When they were new, they were already so beautiful. And how times can change, we read in 1984 in Keesings Autopraktijkboek: The choice between a four or six cylinder will be a matter of budget. But so much is the two-liter not inferior to its somewhat heavier brother, the six-cylinder.
Write off firmly
There were serious warnings against the fact that a buyer at the time had to seriously consider writing off his pride. In the first two years, the Alfa was worth about 20.000 guilders less. In the third year, an extra eight grand had to be written off. The Alfas were in great demand second-hand. Because after 'the head was off', such a GTV was a fantastic, beautiful, dynamic car for a clear price.
Preferably not as a 'trade-in'
As third or fourth hand he was a lot more difficult in the market because 'the market' assumed in that phase that the car had been handled roughly and quickly. And that could just add up. Oh yes: by that time such an Alfa Romeo GTV often started to rust.
The Alfa Romeo GTV did not have a folding rear seat. That limited the practical possibilities. But with so much beauty, it is all too easy to leave basic practicality as a family car for what it is. On the other hand: Such a GTV had three doors. The luggage compartment was also so large that you could seriously travel because there was much more space available than for a toothbrush and a set of clean socks. You don't have to expect more for a car that is set up as a 2 + 2 car.
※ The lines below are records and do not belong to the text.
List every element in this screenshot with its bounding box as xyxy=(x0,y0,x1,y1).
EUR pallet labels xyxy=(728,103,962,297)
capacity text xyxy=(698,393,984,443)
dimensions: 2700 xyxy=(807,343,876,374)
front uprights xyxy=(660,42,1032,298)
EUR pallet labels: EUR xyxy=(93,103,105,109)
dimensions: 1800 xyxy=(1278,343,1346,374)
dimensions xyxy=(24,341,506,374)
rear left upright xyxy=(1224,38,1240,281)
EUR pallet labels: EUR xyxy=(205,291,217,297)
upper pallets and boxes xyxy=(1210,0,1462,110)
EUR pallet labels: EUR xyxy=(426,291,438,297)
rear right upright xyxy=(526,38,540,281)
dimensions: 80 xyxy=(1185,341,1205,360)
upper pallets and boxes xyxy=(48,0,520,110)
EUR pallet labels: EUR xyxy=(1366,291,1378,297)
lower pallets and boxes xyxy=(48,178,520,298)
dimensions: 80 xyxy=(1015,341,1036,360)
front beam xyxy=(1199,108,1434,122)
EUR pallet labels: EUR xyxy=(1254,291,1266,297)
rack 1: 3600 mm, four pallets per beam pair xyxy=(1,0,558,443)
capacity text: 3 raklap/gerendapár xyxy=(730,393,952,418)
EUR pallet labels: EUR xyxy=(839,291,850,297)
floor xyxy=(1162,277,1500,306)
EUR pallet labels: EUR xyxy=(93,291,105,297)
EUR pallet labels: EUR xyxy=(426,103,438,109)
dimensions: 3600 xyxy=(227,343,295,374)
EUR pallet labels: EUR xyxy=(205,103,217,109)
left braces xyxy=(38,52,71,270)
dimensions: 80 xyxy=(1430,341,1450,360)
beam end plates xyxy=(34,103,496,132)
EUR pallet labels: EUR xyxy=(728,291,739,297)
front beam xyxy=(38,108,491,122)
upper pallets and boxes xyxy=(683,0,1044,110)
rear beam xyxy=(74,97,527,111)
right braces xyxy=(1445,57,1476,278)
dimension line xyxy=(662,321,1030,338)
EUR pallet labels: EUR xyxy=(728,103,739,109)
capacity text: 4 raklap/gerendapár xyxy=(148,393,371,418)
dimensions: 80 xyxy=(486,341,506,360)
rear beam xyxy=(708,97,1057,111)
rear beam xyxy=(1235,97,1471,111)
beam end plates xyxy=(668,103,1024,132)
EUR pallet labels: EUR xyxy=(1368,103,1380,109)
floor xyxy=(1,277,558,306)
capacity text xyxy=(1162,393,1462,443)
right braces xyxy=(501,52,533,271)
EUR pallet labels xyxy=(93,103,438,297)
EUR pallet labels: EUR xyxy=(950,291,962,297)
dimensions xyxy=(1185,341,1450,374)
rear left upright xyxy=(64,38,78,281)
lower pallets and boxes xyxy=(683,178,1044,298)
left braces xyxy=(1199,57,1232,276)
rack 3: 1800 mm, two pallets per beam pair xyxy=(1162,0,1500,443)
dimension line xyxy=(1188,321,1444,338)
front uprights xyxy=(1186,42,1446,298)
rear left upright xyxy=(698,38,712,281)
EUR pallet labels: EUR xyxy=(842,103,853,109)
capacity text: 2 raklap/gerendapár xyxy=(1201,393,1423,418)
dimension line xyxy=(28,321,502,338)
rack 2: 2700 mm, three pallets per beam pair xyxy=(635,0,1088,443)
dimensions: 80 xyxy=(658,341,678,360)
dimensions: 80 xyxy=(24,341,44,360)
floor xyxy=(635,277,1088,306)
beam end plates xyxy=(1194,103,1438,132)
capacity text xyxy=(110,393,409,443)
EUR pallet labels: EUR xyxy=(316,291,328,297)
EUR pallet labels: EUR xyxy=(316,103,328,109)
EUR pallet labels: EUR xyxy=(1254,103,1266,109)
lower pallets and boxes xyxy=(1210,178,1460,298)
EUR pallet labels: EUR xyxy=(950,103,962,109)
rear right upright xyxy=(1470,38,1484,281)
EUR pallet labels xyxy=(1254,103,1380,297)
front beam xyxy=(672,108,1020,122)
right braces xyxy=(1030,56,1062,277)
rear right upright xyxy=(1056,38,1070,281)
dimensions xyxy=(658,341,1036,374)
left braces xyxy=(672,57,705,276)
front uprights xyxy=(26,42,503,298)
Taking two adults in the back seat was never more than an emergency solution. And hey, such a ride did not have to take long. After all, the four-cylinder GTV was good for about 190 km / h. The six-seater ran 200 or just over. He needed a good drink extra for that, by the way.
A delicious block
The beautiful four-cylinder - which, when used sensibly, is just as reliable as a Mercedes 200 D block. The rider just has to take the time to get the oil up to temperature - delivered 130 hp at 5400 rpm. The maximum torque of 179,5 Nm was at a relaxed 4000 rpm.
Buy to rag and throw away
The time when you bought a GTV for next to nothing to let it trot to its final resting place is really over. Correctly restored specimens are now back in the price segment they were once born for. And copies that have survived the time intact, cherished and without restoration or welding? These are rarer than rest in the tent at 50Plus.
We were therefore pleasantly surprised to hear that there was such a spotless copy including history at our advertiser De Lieshout Car Collection. Fortunately, some of our advertisers are so considerate to let us know if they have something really special. And how special this Alfa is was shown by the fact that it was reserved almost immediately after its appearance in the media. Nice is not it?